Only three supervisors supported conducting a study, estimated to cost $52,721, to evaluate the cost and possible impacts of shifting the station to the west. The Metropolitan Washington Airports Authority had told the Loudoun leaders that any costs associated with moving the station would have to be incurred by the county, as MWAA has only budgeted to pay for the station in its current location. The planned location would include one station entrance on the north side of the Dulles Greenway and one pedestrian bridge. The site is planned for parking of 2,750 cars, as it is meant to be the commuter station for Loudoun residents and those living farther west.
It was the potential for an increased cost that left several supervisors hesitant to move forward with the study of the western shift, as proposed by Supervisor Stevens Miller (D-Dulles).
"I agree with the Dulles Corridor Rail Association when they said they support a study relocating this station to the west as long as it did not delay the construction of the project or add additional cost," Vice Chairman Susan Klimek Buckley (D-Sugarland Run) said. "I think we've missed that time. We've missed that opportunity. We are looking at a delay. We are looking at an increased cost."
Many of the supervisors who voted against looking at a new location said they believed in maximizing the economic development potential of the area around the rail station, but said they did not believe the station had to be moved to accomplish that.
"I recall that there appears to be adequate access that was doable from the current location to develop the properties to the west," Supervisor Jim Burton (I-Blue Ridge) said. "I think we should continue with the location that [MWAA] chose. They studied the problem of the location and the one they came up with was the one in which they are proceeding."
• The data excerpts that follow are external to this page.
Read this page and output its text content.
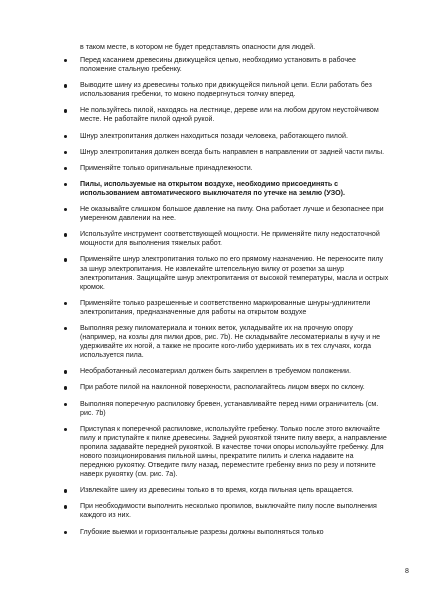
в таком месте, в котором не будет представлять опасности для людей.

Перед касанием древесины движущейся цепью, необходимо установить в рабочее положение стальную гребенку.
Выводите шину из древесины только при движущейся пильной цепи. Если работать без использования гребенки, то можно подвергнуться толчку вперед.
Не пользуйтесь пилой, находясь на лестнице, дереве или на любом другом неустойчивом месте. Не работайте пилой одной рукой.
Шнур электропитания должен находиться позади человека, работающего пилой.
Шнур электропитания должен всегда быть направлен в направлении от задней части пилы.
Применяйте только оригинальные принадлежности.
Пилы, используемые на открытом воздухе, необходимо присоединять с использованием автоматического выключателя по утечке на землю (УЗО).
Не оказывайте слишком большое давление на пилу. Она работает лучше и безопаснее при умеренном давлении на нее.
Используйте инструмент соответствующей мощности. Не применяйте пилу недостаточной мощности для выполнения тяжелых работ.
Применяйте шнур электропитания только по его прямому назначению. Не переносите пилу за шнур электропитания. Не извлекайте штепсельную вилку от розетки за шнур электропитания. Защищайте шнур электропитания от высокой температуры, масла и острых кромок.
Применяйте только разрешенные и соответственно маркированные шнуры-удлинители электропитания, предназначенные для работы на открытом воздухе
Выполняя резку пиломатериала и тонких веток, укладывайте их на прочную опору (например, на козлы для пилки дров, рис. 7b). Не складывайте лесоматериалы в кучу и не удерживайте их ногой, а также не просите кого-либо удерживать их в тех случаях, когда используется пила.
Необработанный лесоматериал должен быть закреплен в требуемом положении.
При работе пилой на наклонной поверхности, располагайтесь лицом вверх по склону.
Выполняя поперечную распиловку бревен, устанавливайте перед ними ограничитель (см. рис. 7b)
Приступая к поперечной распиловке, используйте гребенку. Только после этого включайте пилу и приступайте к пилке древесины. Задней рукояткой тяните пилу вверх, а направление пропила задавайте передней рукояткой. В качестве точки опоры используйте гребенку. Для нового позиционирования пильной шины, прекратите пилить и слегка надавите на переднюю рукоятку. Отведите пилу назад, переместите гребенку вниз по резу и потяните наверх рукоятку (см. рис. 7a).
Извлекайте шину из древесины только в то время, когда пильная цепь вращается.
При необходимости выполнить несколько пропилов, выключайте пилу после выполнения каждого из них.
Глубокие выемки и горизонтальные разрезы должны выполняться только
8
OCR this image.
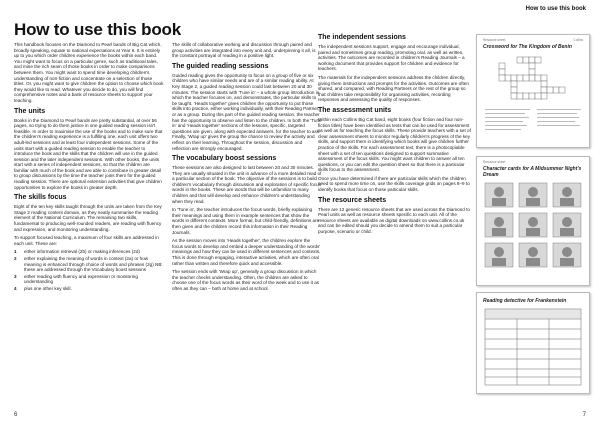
How to use this book
How to use this book

This handbook focuses on the Diamond to Pearl bands of Big Cat which, broadly speaking, equate to national expectations at Year 6. It is entirely up to you which order children experience the books within each band. You might want to focus on a particular genre, such as traditional tales, and mine the rich seam of those books in order to make comparisons between them. You might want to spend time developing children's understanding of non-fiction and concentrate on a selection of those titles. Or, you might want to give children the option to choose which book they would like to read. Whatever you decide to do, you will find comprehensive notes and a bank of resource sheets to support your teaching.

The units

Books in the Diamond to Pearl bands are pretty substantial, at over 56 pages, so trying to do them justice in one guided reading session isn't feasible. In order to maximise the use of the books and to make sure that the children's reading experience is a fulfilling one, each unit offers two adult-led sessions and at least four independent sessions. Some of the units start with a guided reading session to enable the teacher to introduce the book and the skills that the children will use in the guided session and the later independent sessions. With other books, the units start with a series of independent sessions, so that the children are familiar with much of the book and are able to contribute in greater detail to group discussions by the time the teacher joins them for the guided reading session. There are optional extension activities that give children opportunities to explore the books in greater depth.

The skills focus

Eight of the ten key skills taught through the units are taken from the Key Stage 2 reading content domain, as they neatly summarise the reading element of the National Curriculum. The remaining two skills, fundamental to producing well-rounded readers, are reading with fluency and expression, and monitoring understanding.

To support focused teaching, a maximum of four skills are addressed in each unit. These are:

1	either information retrieval (2b) or making inferences (2d)
2	either explaining the meaning of words in context (2a) or how meaning is enhanced through choice of words and phrases (2g) NB: these are addressed through the Vocabulary boost sessions
3	either reading with fluency and expression or monitoring understanding
4	plus one other key skill.

The skills of collaborative working and discussion through paired and group activities are integrated into every unit and, underpinning it all, is the constant portrayal of reading in a positive light.

The guided reading sessions

Guided reading gives the opportunity to focus on a group of five or six children who have similar needs and are of a similar reading ability. At Key Stage 2, a guided reading session could last between 20 and 30 minutes. The session starts with 'Tune in' – a whole group introduction in which the teacher focuses on, and demonstrates, the particular skills to be taught. 'Heads together' gives children the opportunity to put those skills into practice, either working individually, with their Reading Partner, or as a group. During this part of the guided reading session, the teacher has the opportunity to observe and listen to the children. In both the 'Tune in' and 'Heads together' sections of the lessons, specific, targeted questions are given, along with expected answers, for the teacher to ask. Finally, 'Wrap up' gives the group the chance to review the activity and reflect on their learning. Throughout the session, discussion and reflection are strongly encouraged.

The vocabulary boost sessions

These sessions are also designed to last between 20 and 30 minutes. They are usually situated in the unit in advance of a more detailed read of a particular section of the book. The objective of the sessions is to build children's vocabulary through discussion and exploration of specific focus words in the books. These are words that will be unfamiliar to many children and that will develop and enhance children's understanding when they read.

In 'Tune in', the teacher introduces the focus words, briefly explaining their meanings and using them in example sentences that show the words in different contexts. More formal, but child-friendly, definitions are then given and the children record this information in their Reading Journals.

As the session moves into 'Heads together', the children explore the focus words to develop and embed a deeper understanding of the words' meanings and how they can be used in different sentences and contexts. This is done through engaging, interactive activities, which are often oral rather than written and therefore quick and accessible.

The session ends with 'Wrap up', generally a group discussion in which the teacher checks understanding. Often, the children are asked to choose one of the focus words as their word of the week and to use it as often as they can – both at home and at school.

The independent sessions

The independent sessions support, engage and encourage individual, paired and sometimes group reading, promoting oral, as well as written, activities. The outcomes are recorded in children's Reading Journals – a working document that provides support for children and evidence for teachers.

The materials for the independent sessions address the children directly, giving them instructions and prompts for the activities. Outcomes are often shared, and compared, with Reading Partners or the rest of the group so that children take responsibility for organising activities, recording responses and assessing the quality of responses.

The assessment units

Within each Collins Big Cat band, eight books (four fiction and four non-fiction titles) have been identified as texts that can be used for assessment as well as for teaching the focus skills. These provide teachers with a set of clear assessment sheets to monitor regularly children's progress of the key skills, and support them in identifying which books will give children further practice of the skills. For each assessment text, there is a photocopiable sheet with a set of ten questions designed to support summative assessment of the focus skills. You might want children to answer all ten questions, or you can edit the question sheet so that there is a particular skills focus to the assessment.

Once you have determined if there are particular skills which the children need to spend more time on, use the skills coverage grids on pages 8–9 to identify books that focus on those particular skills.

The resource sheets

There are 12 generic resource sheets that are used across the Diamond to Pearl units as well as resource sheets specific to each unit. All of the resource sheets are available as digital downloads on www.collins.co.uk and can be edited should you decide to amend them to suit a particular purpose, scenario or child.

Resource sheet	Collins
Crossword for The Kingdom of Benin
Resource sheet
Character cards for A Midsummer Night's Dream
Reading detective for Frankenstein
6	7
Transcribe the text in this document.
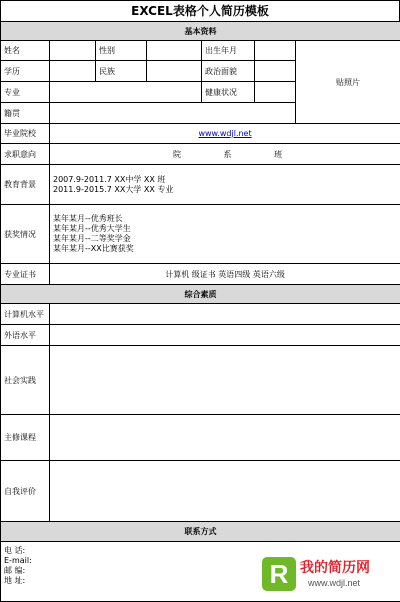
EXCEL表格个人简历模板
基本资料						
姓名		性别		出生年月		贴照片
学历		民族		政治面貌		
专业				健康状况		
籍贯						
毕业院校	www.wdjl.net					
求职意向	院 系 班					
教育背景	2007.9-2011.7 XX中学 XX 班
2011.9-2015.7 XX大学 XX 专业					

获奖情况	某年某月--优秀班长
某年某月--优秀大学生
某年某月--二等奖学金
某年某月--XX比赛获奖					

专业证书	计算机 级证书 英语四级 英语六级					
综合素质						
计算机水平						
外语水平						
社会实践						
主修课程						
自我评价						
联系方式						

电 话:
E-mail:
邮 编:
地 址:							R 我的简历网
www.wdjl.net
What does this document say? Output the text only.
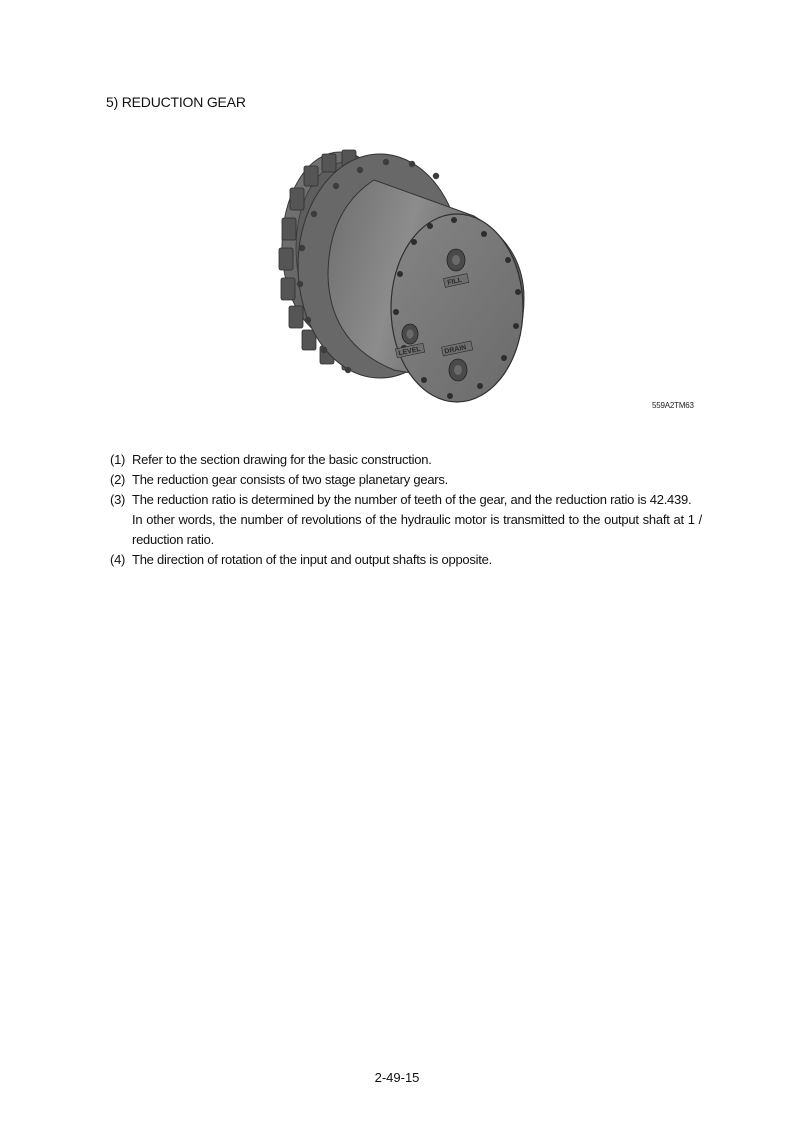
5) REDUCTION GEAR
FILL
LEVEL	DRAIN
559A2TM63
(1) Refer to the section drawing for the basic construction.
(2) The reduction gear consists of two stage planetary gears.
(3) The reduction ratio is determined by the number of teeth of the gear, and the reduction ratio is 42.439.
In other words, the number of revolutions of the hydraulic motor is transmitted to the output shaft at 1 / reduction ratio.
(4) The direction of rotation of the input and output shafts is opposite.
2-49-15
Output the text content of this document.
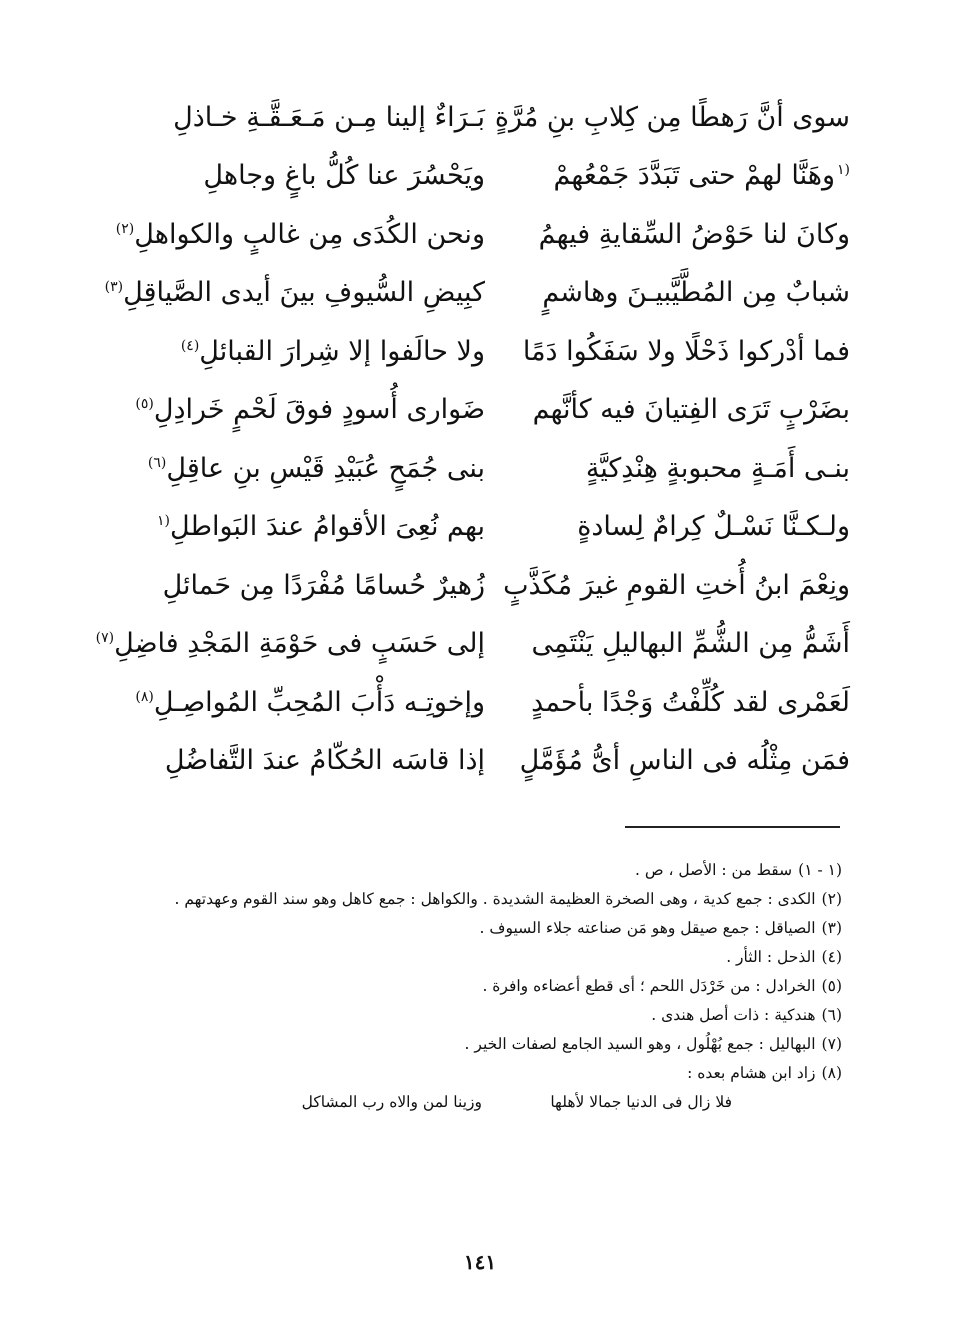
سوى أنَّ رَهطًا مِن كِلابِ بنِ مُرَّةٍ
بَـرَاءٌ إلينا مِـن مَـعَـقَّـةِ خـاذلِ
$^{(١}$وهَنَّا لهمْ حتى تَبَدَّدَ جَمْعُهمْ
ويَحْسُرَ عنا كُلُّ باغٍ وجاهلِ
وكانَ لنا حَوْضُ السِّقايةِ فيهمُ
ونحن الكُدَى مِن غالبٍ والكواهلِ$^{(٢)}$
شبابٌ مِن المُطَّيَّبيـنَ وهاشمٍ
كبِيضِ السُّيوفِ بينَ أيدى الصَّياقِلِ$^{(٣)}$
فما أدْركوا ذَحْلًا ولا سَفَكُوا دَمًا
ولا حالَفوا إلا شِرارَ القبائلِ$^{(٤)}$
بضَرْبٍ تَرَى الفِتيانَ فيه كأنَّهم
ضَوارى أُسودٍ فوقَ لَحْمٍ خَرادِلِ$^{(٥)}$
بنـى أَمَـةٍ محبوبةٍ هِنْدِكيَّةٍ
بنى جُمَحٍ عُبَيْدِ قَيْسِ بنِ عاقِلِ$^{(٦)}$
ولـكـنَّا نَسْـلٌ كِرامٌ لِسادةٍ
بهم نُعِىَ الأقوامُ عندَ البَواطلِ$^{(١}$
ونِعْمَ ابنُ أُختِ القومِ غيرَ مُكَذَّبٍ
زُهيرٌ حُسامًا مُفْرَدًا مِن حَمائلِ
أَشَمُّ مِن الشُّمِّ البهاليلِ يَنْتَمِى
إلى حَسَبٍ فى حَوْمَةِ المَجْدِ فاضِلِ$^{(٧)}$
لَعَمْرى لقد كُلِّفْتُ وَجْدًا بأحمدٍ
وإخوتِـه دَأْبَ المُحِبِّ المُواصِـلِ$^{(٨)}$
فمَن مِثْلُه فى الناسِ أىُّ مُؤَمَّلٍ
إذا قاسَه الحُكّامُ عندَ التَّفاضُلِ
(١ - ١)سقط من : الأصل ، ص .
(٢)الكدى : جمع كدية ، وهى الصخرة العظيمة الشديدة . والكواهل : جمع كاهل وهو سند القوم وعهدتهم .
(٣)الصياقل : جمع صيقل وهو مَن صناعته جلاء السيوف .
(٤)الذحل : الثأر .
(٥)الخرادل : من خَرْدَل اللحم ؛ أى قطع أعضاءه وافرة .
(٦)هندكية : ذات أصل هندى .
(٧)البهاليل : جمع بُهْلُول ، وهو السيد الجامع لصفات الخير .
(٨)زاد ابن هشام بعده :
فلا زال فى الدنيا جمالا لأهلها
وزينا لمن والاه رب المشاكل
١٤١
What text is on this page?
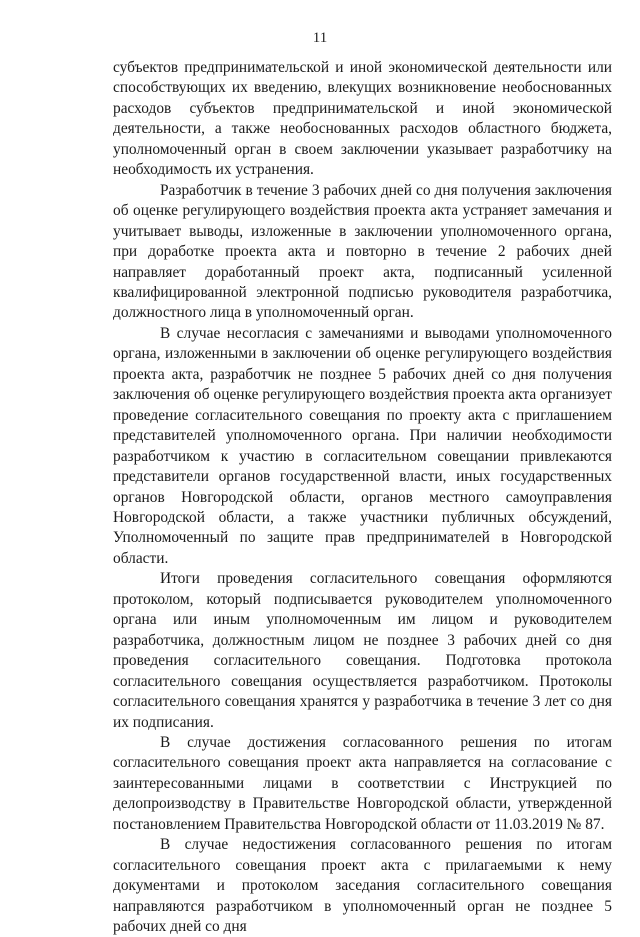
11

субъектов предпринимательской и иной экономической деятельности или способствующих их введению, влекущих возникновение необоснованных расходов субъектов предпринимательской и иной экономической деятельности, а также необоснованных расходов областного бюджета, уполномоченный орган в своем заключении указывает разработчику на необходимость их устранения.

Разработчик в течение 3 рабочих дней со дня получения заключения об оценке регулирующего воздействия проекта акта устраняет замечания и учитывает выводы, изложенные в заключении уполномоченного органа, при доработке проекта акта и повторно в течение 2 рабочих дней направляет доработанный проект акта, подписанный усиленной квалифицированной электронной подписью руководителя разработчика, должностного лица в уполномоченный орган.

В случае несогласия с замечаниями и выводами уполномоченного органа, изложенными в заключении об оценке регулирующего воздействия проекта акта, разработчик не позднее 5 рабочих дней со дня получения заключения об оценке регулирующего воздействия проекта акта организует проведение согласительного совещания по проекту акта с приглашением представителей уполномоченного органа. При наличии необходимости разработчиком к участию в согласительном совещании привлекаются представители органов государственной власти, иных государственных органов Новгородской области, органов местного самоуправления Новгородской области, а также участники публичных обсуждений, Уполномоченный по защите прав предпринимателей в Новгородской области.

Итоги проведения согласительного совещания оформляются протоколом, который подписывается руководителем уполномоченного органа или иным уполномоченным им лицом и руководителем разработчика, должностным лицом не позднее 3 рабочих дней со дня проведения согласительного совещания. Подготовка протокола согласительного совещания осуществляется разработчиком. Протоколы согласительного совещания хранятся у разработчика в течение 3 лет со дня их подписания.

В случае достижения согласованного решения по итогам согласительного совещания проект акта направляется на согласование с заинтересованными лицами в соответствии с Инструкцией по делопроизводству в Правительстве Новгородской области, утвержденной постановлением Правительства Новгородской области от 11.03.2019 № 87.

В случае недостижения согласованного решения по итогам согласительного совещания проект акта с прилагаемыми к нему документами и протоколом заседания согласительного совещания направляются разработчиком в уполномоченный орган не позднее 5 рабочих дней со дня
But Miller said he did not like the contradictory nature of what the board was told by MWAA representatives, noting that the county was asked what it is vision for the area was while at the same time being told that it would have to pay for any vision that changed the location of the station.
"We were asked for our vision and it's our call, apparently as long as our call is their call. I don't like that," Miller said. "I don't like being told something is our call, but if you use that freedom and discretion … watch out, because you're going to regret it."
Chairman Scott K. York (I-At Large), who along with Supervisor Eugene Delgaudio (R-Sterling) voted for Miller's motion, said while there would be a cost to shifting the station, it would not be the $10 to $20 million figure that some people had been bantering about.
The board first decided to look at the Rt. 606 station's location at the urging of H. Chris Antigone, managing member of Dulles Gateway Associates, LLC, which is the property owner directly adjacent to the proposed station site. In a letter sent to the board early last year, Antigone pointed to a 2005 study done for the property that said "to take full advantage of the future rail station at Rt. 606, it needed to be positioned somewhat more northwest to be closer to private land where private development could occur."
Without enough votes on the board to look into changing the station location, plans for designing and constructing the station at the location chosen by MWAA will continue as planned.